Steps to reproduce:
- This is a clean install starting at 6.0.3 LTS that has had the point upgrades done. It is a distributed VM deployment. 2 separate frontend VM's, 2 server VM's with the new built in HA feature and a single mariadb VM. All VM's are Ubuntu 20.04.3 LTS.
- I had seen periodic slow query messages in the server log since I started the setup and hadn't found it to be problem, but over the last day the system became unusable. We had 2 cores and the mariadb was maxing both. We bumped up to 4 cores and then it was maxing all 4 cores.
- Slow queries were 500+ seconds long. I will include some processlist outputs in attachments.

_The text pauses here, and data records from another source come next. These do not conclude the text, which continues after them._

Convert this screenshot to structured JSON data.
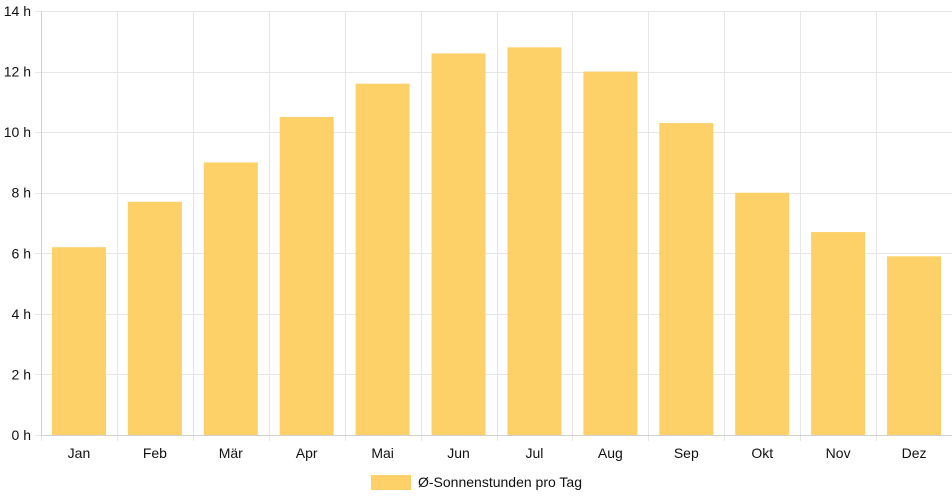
{
  "chart_data": {
    "type": "bar",
    "categories": [
      "Jan",
      "Feb",
      "Mär",
      "Apr",
      "Mai",
      "Jun",
      "Jul",
      "Aug",
      "Sep",
      "Okt",
      "Nov",
      "Dez"
    ],
    "series": [
      {
        "name": "Ø-Sonnenstunden pro Tag",
        "values": [
          6.2,
          7.7,
          9.0,
          10.5,
          11.6,
          12.6,
          12.8,
          12.0,
          10.3,
          8.0,
          6.7,
          5.9
        ],
        "color": "#fdd068"
      }
    ],
    "y_unit_suffix": " h",
    "ylim": [
      0,
      14
    ],
    "y_ticks": [
      0,
      2,
      4,
      6,
      8,
      10,
      12,
      14
    ],
    "grid": true,
    "grid_color": "#e6e6e6",
    "legend_position": "bottom"
  }
}
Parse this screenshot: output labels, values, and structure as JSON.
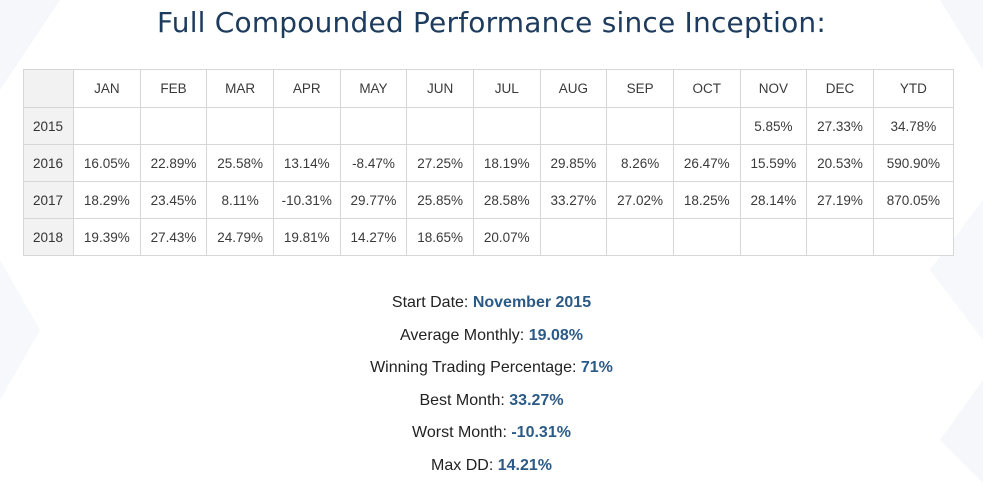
{
  "title": "Full Compounded Performance since Inception:",
  "colors": {
    "title": "#1d3b5c",
    "positive": "#5fa33c",
    "negative": "#e03a3a",
    "stat_value": "#2c5a86"
  },
  "table": {
    "headers": [
      "",
      "JAN",
      "FEB",
      "MAR",
      "APR",
      "MAY",
      "JUN",
      "JUL",
      "AUG",
      "SEP",
      "OCT",
      "NOV",
      "DEC",
      "YTD"
    ],
    "rows": [
      {
        "year": "2015",
        "months": [
          "",
          "",
          "",
          "",
          "",
          "",
          "",
          "",
          "",
          "",
          "5.85%",
          "27.33%"
        ],
        "ytd": "34.78%"
      },
      {
        "year": "2016",
        "months": [
          "16.05%",
          "22.89%",
          "25.58%",
          "13.14%",
          "-8.47%",
          "27.25%",
          "18.19%",
          "29.85%",
          "8.26%",
          "26.47%",
          "15.59%",
          "20.53%"
        ],
        "ytd": "590.90%"
      },
      {
        "year": "2017",
        "months": [
          "18.29%",
          "23.45%",
          "8.11%",
          "-10.31%",
          "29.77%",
          "25.85%",
          "28.58%",
          "33.27%",
          "27.02%",
          "18.25%",
          "28.14%",
          "27.19%"
        ],
        "ytd": "870.05%"
      },
      {
        "year": "2018",
        "months": [
          "19.39%",
          "27.43%",
          "24.79%",
          "19.81%",
          "14.27%",
          "18.65%",
          "20.07%",
          "",
          "",
          "",
          "",
          ""
        ],
        "ytd": ""
      }
    ]
  },
  "stats": [
    {
      "label": "Start Date: ",
      "value": "November 2015"
    },
    {
      "label": "Average Monthly: ",
      "value": "19.08%"
    },
    {
      "label": "Winning Trading Percentage: ",
      "value": "71%"
    },
    {
      "label": "Best Month: ",
      "value": "33.27%"
    },
    {
      "label": "Worst Month: ",
      "value": "-10.31%"
    },
    {
      "label": "Max DD: ",
      "value": "14.21%"
    }
  ]
}
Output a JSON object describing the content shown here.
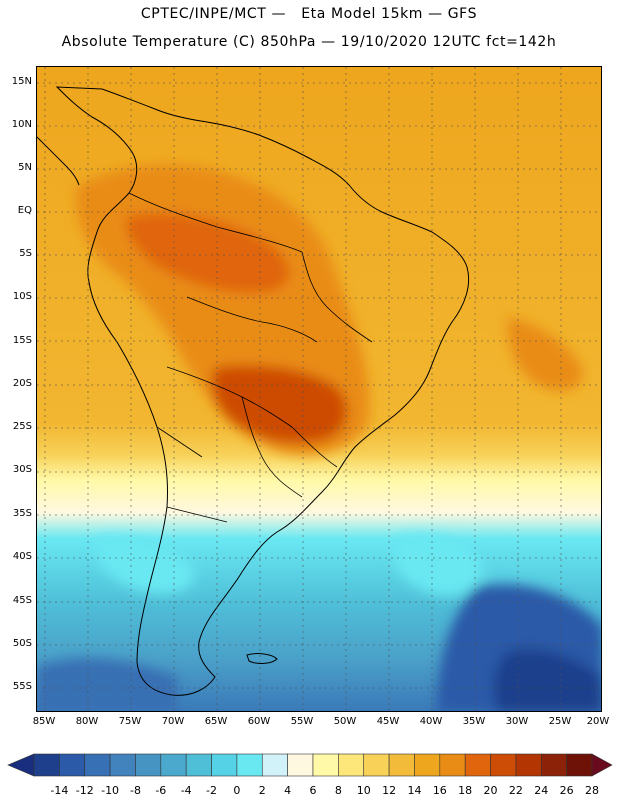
{
  "header": {
    "line1": "CPTEC/INPE/MCT —   Eta Model 15km — GFS",
    "line2": "Absolute Temperature (C) 850hPa — 19/10/2020 12UTC fct=142h"
  },
  "map": {
    "region": "South America",
    "lat_labels": [
      "15N",
      "10N",
      "5N",
      "EQ",
      "5S",
      "10S",
      "15S",
      "20S",
      "25S",
      "30S",
      "35S",
      "40S",
      "45S",
      "50S",
      "55S"
    ],
    "lon_labels": [
      "85W",
      "80W",
      "75W",
      "70W",
      "65W",
      "60W",
      "55W",
      "50W",
      "45W",
      "40W",
      "35W",
      "30W",
      "25W",
      "20W"
    ]
  },
  "colorbar": {
    "ticks": [
      "-14",
      "-12",
      "-10",
      "-8",
      "-6",
      "-4",
      "-2",
      "0",
      "2",
      "4",
      "6",
      "8",
      "10",
      "12",
      "14",
      "16",
      "18",
      "20",
      "22",
      "24",
      "26",
      "28"
    ],
    "colors": [
      "#1e3f8c",
      "#2a5aa8",
      "#3770b4",
      "#4282bd",
      "#4694c2",
      "#4aa9cc",
      "#4fbfd8",
      "#56d2e6",
      "#69e8f2",
      "#d0f2f8",
      "#fff8e0",
      "#fff9a8",
      "#fde77a",
      "#f7d158",
      "#f2bc3a",
      "#eea61e",
      "#e98c16",
      "#e0650c",
      "#cd4c06",
      "#b33602",
      "#8c2208",
      "#6e1208"
    ],
    "under_color": "#1a2e80",
    "over_color": "#6a0a1e"
  }
}
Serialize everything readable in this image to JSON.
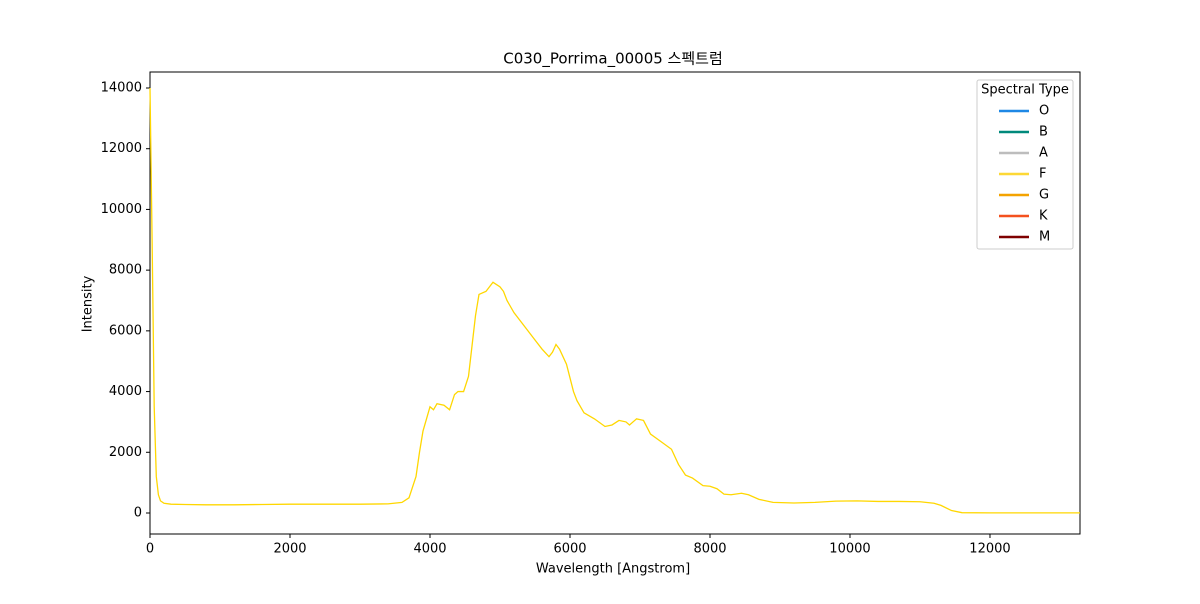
{
  "chart_data": {
    "type": "line",
    "title": "C030_Porrima_00005 스펙트럼",
    "x_label": "Wavelength [Angstrom]",
    "y_label": "Intensity",
    "x": [
      0,
      30,
      60,
      90,
      120,
      150,
      200,
      300,
      500,
      800,
      1200,
      1600,
      2000,
      2500,
      3000,
      3400,
      3600,
      3700,
      3800,
      3850,
      3900,
      3950,
      4000,
      4050,
      4100,
      4200,
      4280,
      4350,
      4400,
      4480,
      4550,
      4600,
      4650,
      4700,
      4800,
      4900,
      5000,
      5050,
      5100,
      5200,
      5300,
      5400,
      5500,
      5600,
      5700,
      5750,
      5800,
      5850,
      5950,
      6050,
      6100,
      6200,
      6350,
      6500,
      6600,
      6700,
      6800,
      6850,
      6950,
      7050,
      7150,
      7300,
      7450,
      7550,
      7650,
      7750,
      7900,
      8000,
      8100,
      8200,
      8300,
      8450,
      8550,
      8700,
      8900,
      9200,
      9500,
      9800,
      10100,
      10400,
      10700,
      11000,
      11200,
      11300,
      11450,
      11600,
      12000,
      13286
    ],
    "values": [
      14000,
      9000,
      3500,
      1200,
      600,
      400,
      320,
      290,
      280,
      270,
      270,
      280,
      290,
      290,
      290,
      300,
      350,
      500,
      1200,
      2000,
      2700,
      3100,
      3500,
      3400,
      3600,
      3550,
      3400,
      3900,
      4000,
      4000,
      4500,
      5500,
      6500,
      7200,
      7300,
      7600,
      7450,
      7300,
      7000,
      6600,
      6300,
      6000,
      5700,
      5400,
      5150,
      5300,
      5550,
      5400,
      4900,
      4000,
      3700,
      3300,
      3100,
      2850,
      2900,
      3050,
      3000,
      2900,
      3100,
      3050,
      2600,
      2350,
      2100,
      1600,
      1250,
      1150,
      900,
      880,
      800,
      620,
      600,
      650,
      600,
      450,
      350,
      330,
      350,
      390,
      400,
      380,
      380,
      370,
      320,
      250,
      80,
      10,
      5,
      5
    ],
    "color": "#ffd700",
    "xlim": [
      0,
      13286
    ],
    "ylim": [
      -692,
      14527
    ],
    "xticks": [
      0,
      2000,
      4000,
      6000,
      8000,
      10000,
      12000
    ],
    "yticks": [
      0,
      2000,
      4000,
      6000,
      8000,
      10000,
      12000,
      14000
    ],
    "legend": {
      "title": "Spectral Type",
      "position": "upper right",
      "entries": [
        {
          "name": "O",
          "color": "#1e88e5"
        },
        {
          "name": "B",
          "color": "#00897b"
        },
        {
          "name": "A",
          "color": "#bdbdbd"
        },
        {
          "name": "F",
          "color": "#fdd835"
        },
        {
          "name": "G",
          "color": "#f4a300"
        },
        {
          "name": "K",
          "color": "#f4511e"
        },
        {
          "name": "M",
          "color": "#7f0000"
        }
      ]
    }
  }
}
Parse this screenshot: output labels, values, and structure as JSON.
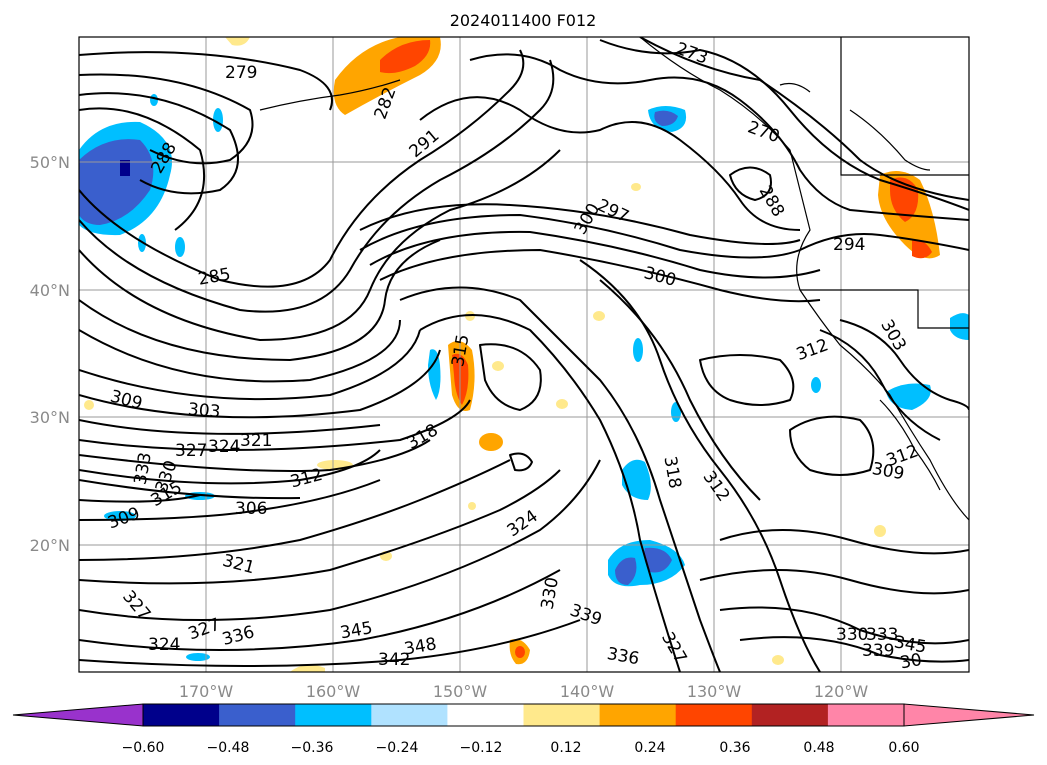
{
  "title": "2024011400 F012",
  "map": {
    "lon_ticks": [
      "170°W",
      "160°W",
      "150°W",
      "140°W",
      "130°W",
      "120°W"
    ],
    "lat_ticks": [
      "50°N",
      "40°N",
      "30°N",
      "20°N"
    ]
  },
  "colorbar": {
    "labels": [
      "−0.60",
      "−0.48",
      "−0.36",
      "−0.24",
      "−0.12",
      "0.12",
      "0.24",
      "0.36",
      "0.48",
      "0.60"
    ],
    "colors": [
      "#9932cc",
      "#00008b",
      "#3a5fcd",
      "#00bfff",
      "#b0e2ff",
      "#ffffff",
      "#ffe98c",
      "#ffa500",
      "#ff4500",
      "#b22222",
      "#ff85a8",
      "#ff85a8"
    ]
  },
  "contour_labels": [
    "279",
    "282",
    "291",
    "273",
    "270",
    "288",
    "285",
    "297",
    "300",
    "300",
    "294",
    "288",
    "303",
    "312",
    "315",
    "309",
    "303",
    "327",
    "324",
    "321",
    "318",
    "312",
    "333",
    "330",
    "315",
    "306",
    "309",
    "318",
    "312",
    "309",
    "312",
    "324",
    "321",
    "327",
    "324",
    "327",
    "336",
    "330",
    "339",
    "345",
    "348",
    "342",
    "336",
    "327",
    "330",
    "333",
    "339",
    "345",
    "30"
  ]
}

- My system is running nearly 80,000 items. new values per second 192.95
- I did some searching and found a thread referencing a database table that was missing a key, so we checked our create tables statements and they all had keys in them. (I created them using "/usr/share/doc/zabbix-sql-scripts/mysql/server.sql.gz" per the install instructions)
- The longest queries we found were on the triggers, functions, and graphs tables. While they all had keys they did not have a composite index. With no other changes besides creating the index on the table, query times on the tables went from 500+ seconds to 2-3 seconds.
- This query was running for 43 seconds at the time of checking:
select distinct g.graphid,g.name,g.width,g.height,g.yaxismin,g.yaxismax,g.show_work_period,g.show_triggers,g.graphtype,g.show_legend,g.show_3d,g.percent_left,g.percent_right,g.ymin_type,g.ymin_itemid,g.ymax_type,g.ymax_itemid,g.discover from graphs g,graphs_items gi,items i,item_discovery id where g.graphid=gi.graphid and gi.itemid=i.itemid and i.itemid=id.itemid and id.parent_itemid=43199
- We added the command "create index graphs_items_i_2 on graphs_items(graphid,itemid);" and now that query takes 0.001 seconds with no other changes.
- We made similar changes on functions and triggers tables but I can't find in my logs the exact commands we ran to give for examples.
I would like to know if this was the proper fix for this? Should there be a different approach? While the massively slow queries are now resolved for the 3 worst offending tables, it appears there may be other tables that are facing simliar issues. trigger_depends and items are my persistent slow queries now in the 3-5 second range.
I'm not a database expert and so I'm not sure what relevant data I should include. Please let me know what other outputs are needed.